Tomorrow morning I have my last medical test in the quest to solve my stomach pain attacks. I say it's my last test because I am choosing for it to be my last test. I am choosing to be DONE. I really have exhausted my options and done more tests than I ever thought could be done on a person's stomach and I'm ready to just be through with going to see doctors, and getting constantly poked and examined like a lab rat.
Tomorrow's test is a pretty simple one and for that I am thankful. It's a Barium Swallow (aka small bowel test) and basically consists of drinking a milkshake-like substance and taking a long series of xrays. They are focusing on my small bowel because so far it has been the only thing in all of my tests that is possibly slightly abnormal in size/shape, which could mean absolutely nothing and it's a total long shot that it has anything to do with my pain, but like I said we have exhausted all our options.
Honestly, I am 100% prepared for them to not find anything and am seeing tomorrow as more of the close to this crazy medical chapter of my life. I had another stomach pain attack early Sunday morning and while it was just as bad as usual (sharp stabbing pain off the charts), I have totally learned how to handle the pain.
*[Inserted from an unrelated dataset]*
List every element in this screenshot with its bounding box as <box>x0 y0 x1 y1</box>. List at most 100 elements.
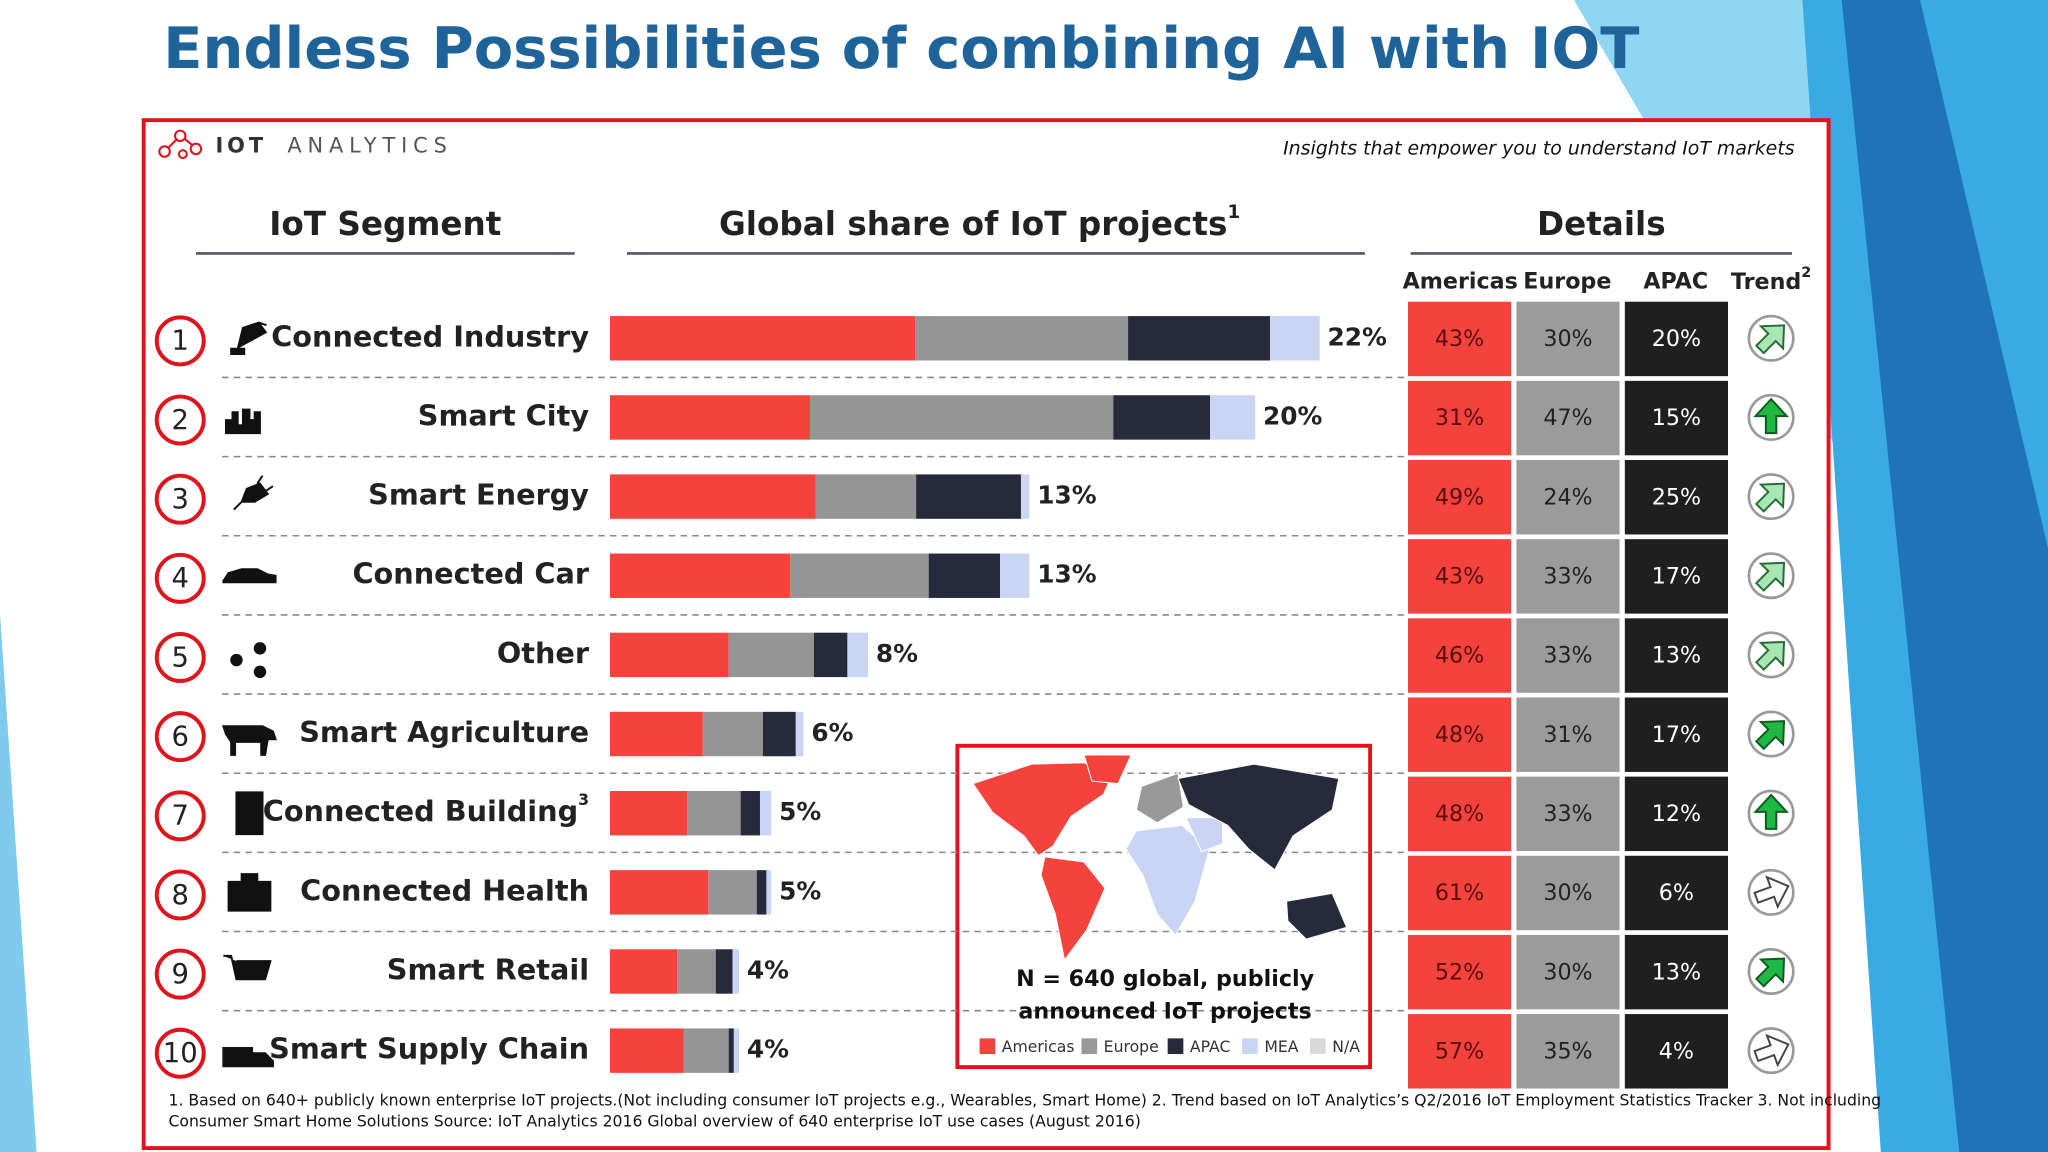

I barely even cried during it and that is a HUGE improvement to the exorcist-style dramas that used to happen.
For some reason the pain just doesn't seem to affect me mentally anymore and I am able to push through it, pick myself up, and move on as if nothing happened. I realized how much it has stopped affecting me because I didn't even tell anyone that it happened; I literally just went about my day completely normal and totally happy.
So yes, tomorrow when the test is over and they tell me that everything looks healthy (because it always does) I am choosing to be done and *fingers crossed* stay away from the doctors office for awhile. I have too much awesome stuff to be excited about in life and am sick of wasting my time at pointless doctors appointments.
{Exhale} Okay, vent over. Time to go watch American Idol :)
2 comments:
I am so very sorry Lindsay for all the pain you go through all the time. I know you have gone through every test imaginable but I have to ask have they done a biobsy to see if you have celiac disease?? Trust me, I had every test possible and the one you have coming up I had as well at UC Davis only for them not to find anything and it was not until I came back here and had a biobsi and they finally found I have celiac disease. I don't want you to have that but sometimes it is almost better knowing or atleast weighing out that option too.
Yes I've had 2 scopes done and on the 2nd they tested for celiac and I don't have it. Thanks for checking though!!